La neutralidad que el novelista busca para no perder las puertas de acceso a la complejidad de sus personajes, en los que campean las contradicciones que son propias de la condición humana, nada tiene que ver con su posición ética, que se convierte en una especie de piloto automático que debe estar siempre presente página tras página, haciéndose invisible en la textura de la narración.
En Humillados y ofendidos, de Dostoievski, no hay una sola palabra de denuncia, y es una novela reveladora como pocas del poder que en la escritura llega a tener la injusticia, tan contraria a la bondad. Pero en una novela de verdad los buenos nunca son de una sola pieza, ni los malos tampoco.
Me planteo esas reflexiones frente a mi última novela, que está ahora llegando a las librerías, Tongolele no sabía bailar, la tercera de un ciclo al que pertenecen El cielo llora por mí y Ya nadie llora por mí, que tienen como personaje al inspector Dolores Morales. No voy a referirme a ellas como novelas policiacas o novelas negras, que en un sentido lo son, sino como novelas que exploran la realidad inmediata de Nicaragua; y, en este otro sentido, son también novelas realistas.
Cuando hablo de tomar distancia incluyo la inmediatez de los escenarios, porque es más fácil mal comprometerse con aquellos que son más cercanos en el tiempo, o son contemporáneos. En la medida que los hechos se alejan más hacia el pasado pueden juzgarse con menos pasión y con menos riesgos de tomar partido.
Pero hay ocasiones en que vale la pena asumir los riesgos y acercarse al fuego sabiendo que se puede resultar quemado. En esta novela las circunstancias ponen al inspector Morales dentro de los acontecimientos que se desarrollan en Nicaragua a partir de abril de 2018, hace apenas tres años, cuando se inicia una despiadada represión que deja como saldo la muerte de más de 400 víctimas, jóvenes y adolescentes en su inmensa mayoría.
Pero no se trata de denunciar en la novela estos hechos que están suficientemente denunciados, sino de meter al inspector Morales y demás personajes en el entramado de la represión, como si se movieran en una escenografía aún sin terminar; la historia verdadera sobre la cual se monta la novela aún sigue en movimiento y le espera su desenlace.

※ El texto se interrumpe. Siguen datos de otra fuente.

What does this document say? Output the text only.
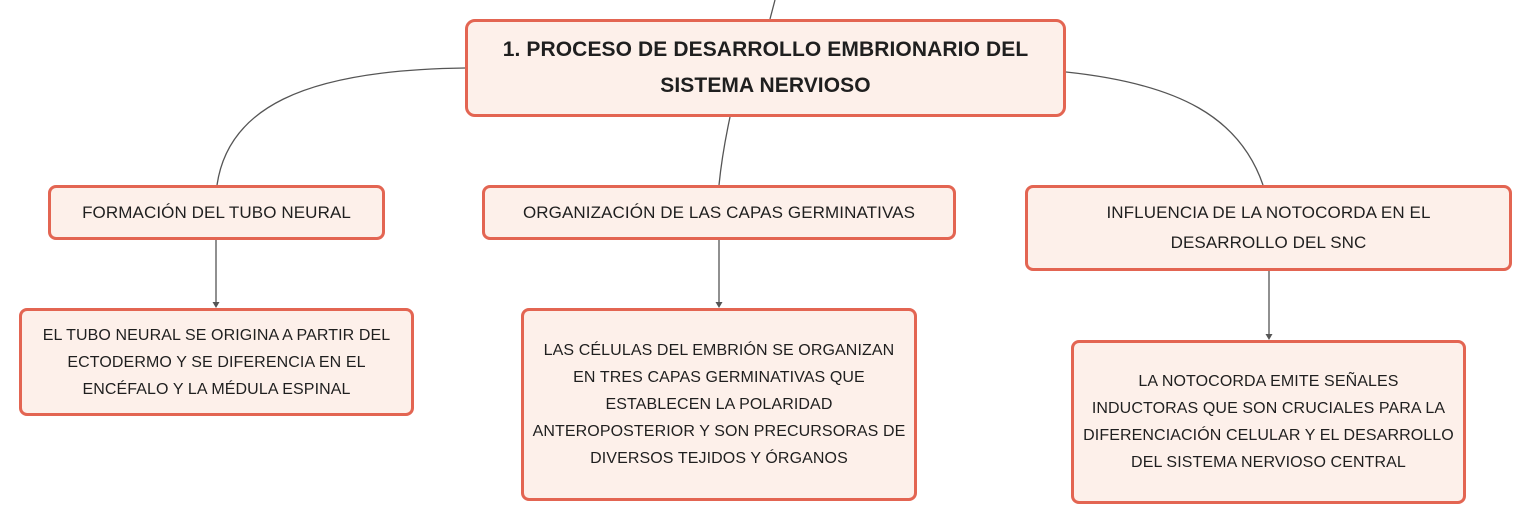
1. PROCESO DE DESARROLLO EMBRIONARIO DEL
SISTEMA NERVIOSO
FORMACIÓN DEL TUBO NEURAL	ORGANIZACIÓN DE LAS CAPAS GERMINATIVAS	INFLUENCIA DE LA NOTOCORDA EN EL
DESARROLLO DEL SNC
EL TUBO NEURAL SE ORIGINA A PARTIR DEL
ECTODERMO Y SE DIFERENCIA EN EL
ENCÉFALO Y LA MÉDULA ESPINAL
LAS CÉLULAS DEL EMBRIÓN SE ORGANIZAN
EN TRES CAPAS GERMINATIVAS QUE
ESTABLECEN LA POLARIDAD
ANTEROPOSTERIOR Y SON PRECURSORAS DE
DIVERSOS TEJIDOS Y ÓRGANOS
LA NOTOCORDA EMITE SEÑALES
INDUCTORAS QUE SON CRUCIALES PARA LA
DIFERENCIACIÓN CELULAR Y EL DESARROLLO
DEL SISTEMA NERVIOSO CENTRAL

Y esto es parte del reto del novelista. Introducirse en un escenario inacabado, como está obligado a hacerlo un cronista de hechos reales que no puede sentarse a esperar que éstos se alejen en el tiempo para tomar distancia de ellos. En ese sentido Tongolele no sabía bailar es también una crónica de hechos convertidos en episodios narrativos: los francotiradores cazando muchachos con rifles Dragunov desde el techo de un estadio de beisbol; el incendio de una fábrica de colchones que era también vivienda de la familia propietaria, y donde todos, adultos y niños, murieron entre las llamas; el asalto de los paramilitares a la iglesia de la Divina Misericordia en Managua, con más muertos.
Tongolele es el apodo del jefe de sicarios al que se enfrenta el inspector Morales. Le dicen así porque el mechón blanco de su pelo recuerda al de la bailarina del cine cabaretero mexicano. Igual que el inspector Morales, fue combatiente guerrillero en la lucha para derrocar a la tiranía de Somoza; pero ahora sus caminos se han separado y deben enfrentarse, subidos a ese escenario donde la historia aún no ha dicho la última palabra, y no se sabe si al fin terminarán triunfando los buenos, o seguirán reinando los malos.